Saturday, 17 September 2011
Lonesome Dove - a point of view
A quotation at the front, from TK Whipple, Study Out the Land, perhaps sums up McMurtry’s intention. “Our past still lives in us … what they dreamed, we live, and what they lived, we dream.” McMurtry seems intent on debunking the myth of the cowboy; here we find they’re ordinary, not particularly bright, with simple empty lives in a gritty unforgiving world devoid of much culture. Yet, despite this, some of his characters grow into mythic proportions. Going on, though belabored by heart-rending grief, is heroic, and that’s what many in this book do: go forward, go on.
McMurtry employs the omniscient point of view (POV), beloved of so-called literary writers. Not for them the struggle to maintain consistent POV, rather they’d opt for the rather lazy head-hopping that thrusts the reader into the minds of several characters in the same scene. There’s nothing wrong with this, of course – though modern agents and publishers tend to prefer consistent character POV.

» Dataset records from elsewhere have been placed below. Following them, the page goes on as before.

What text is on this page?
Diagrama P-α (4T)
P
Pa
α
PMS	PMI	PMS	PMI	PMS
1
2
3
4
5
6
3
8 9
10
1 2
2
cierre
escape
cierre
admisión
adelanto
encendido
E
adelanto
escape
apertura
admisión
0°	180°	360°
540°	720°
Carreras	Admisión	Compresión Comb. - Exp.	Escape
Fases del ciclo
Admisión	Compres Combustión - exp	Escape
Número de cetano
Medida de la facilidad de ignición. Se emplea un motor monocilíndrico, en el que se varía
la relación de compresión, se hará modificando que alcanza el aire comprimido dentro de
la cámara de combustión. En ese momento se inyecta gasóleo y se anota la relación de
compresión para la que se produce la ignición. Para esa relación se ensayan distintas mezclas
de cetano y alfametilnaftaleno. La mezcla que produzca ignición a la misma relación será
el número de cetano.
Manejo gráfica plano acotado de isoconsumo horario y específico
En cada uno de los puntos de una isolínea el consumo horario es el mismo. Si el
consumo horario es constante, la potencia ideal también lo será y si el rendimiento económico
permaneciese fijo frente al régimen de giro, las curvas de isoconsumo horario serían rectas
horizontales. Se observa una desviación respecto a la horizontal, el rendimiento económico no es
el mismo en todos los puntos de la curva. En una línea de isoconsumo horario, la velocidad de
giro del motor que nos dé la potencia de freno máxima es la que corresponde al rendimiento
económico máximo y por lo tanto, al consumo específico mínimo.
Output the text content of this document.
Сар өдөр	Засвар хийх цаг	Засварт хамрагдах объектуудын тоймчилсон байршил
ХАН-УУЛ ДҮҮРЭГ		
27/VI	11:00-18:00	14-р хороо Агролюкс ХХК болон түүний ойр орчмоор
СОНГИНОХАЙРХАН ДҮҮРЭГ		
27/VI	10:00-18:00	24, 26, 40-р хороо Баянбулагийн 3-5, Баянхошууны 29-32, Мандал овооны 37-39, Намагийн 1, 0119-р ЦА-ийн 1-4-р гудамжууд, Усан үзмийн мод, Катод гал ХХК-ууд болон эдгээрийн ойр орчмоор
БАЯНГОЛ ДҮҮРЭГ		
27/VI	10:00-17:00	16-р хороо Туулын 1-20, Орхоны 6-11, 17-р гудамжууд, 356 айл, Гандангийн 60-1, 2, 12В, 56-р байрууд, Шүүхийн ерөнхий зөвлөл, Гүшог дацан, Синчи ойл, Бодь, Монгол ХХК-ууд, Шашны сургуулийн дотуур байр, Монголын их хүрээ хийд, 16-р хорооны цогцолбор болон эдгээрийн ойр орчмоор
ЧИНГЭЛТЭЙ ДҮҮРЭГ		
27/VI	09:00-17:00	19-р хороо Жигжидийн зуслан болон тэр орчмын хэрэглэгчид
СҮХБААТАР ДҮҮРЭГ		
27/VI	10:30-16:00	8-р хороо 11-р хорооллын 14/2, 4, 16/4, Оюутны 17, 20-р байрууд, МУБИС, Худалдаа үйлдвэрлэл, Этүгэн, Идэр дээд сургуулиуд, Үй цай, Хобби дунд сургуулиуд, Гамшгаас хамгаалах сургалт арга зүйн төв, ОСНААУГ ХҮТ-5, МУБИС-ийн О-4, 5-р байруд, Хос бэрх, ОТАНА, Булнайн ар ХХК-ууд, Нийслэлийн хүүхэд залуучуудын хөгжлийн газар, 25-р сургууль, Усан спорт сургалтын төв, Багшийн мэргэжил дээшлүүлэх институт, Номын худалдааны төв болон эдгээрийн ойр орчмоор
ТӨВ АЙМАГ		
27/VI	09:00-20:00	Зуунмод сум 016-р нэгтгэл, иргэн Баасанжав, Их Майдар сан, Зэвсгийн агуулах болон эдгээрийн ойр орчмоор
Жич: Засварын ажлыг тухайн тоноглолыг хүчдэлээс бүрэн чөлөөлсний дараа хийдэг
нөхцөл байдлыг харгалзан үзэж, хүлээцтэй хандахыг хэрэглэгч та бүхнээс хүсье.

The main drawback with the omniscient POV is that the reader doesn’t get into any particular character’s head long enough to form a bond. So when a main character dies – and McMurtry does tend to kill off people the reader’s getting to like – the effect isn’t as devastating as it might have been if the character had been more deeply lodged in the reader’s psyche. By its very nature, omniscient POV isn’t as intimate as individual POV. The author is not only playing God, he’s letting you know he is.
That apart, I enjoyed the book immensely and was moved in parts. I felt that the creation of Gus McCrae is a classic – though inevitably we learn most about him from his voice, not his intimate thoughts.
So, don’t be put off by this tome’s length. It’s well worth reading. There’s a prequel and a sequel too!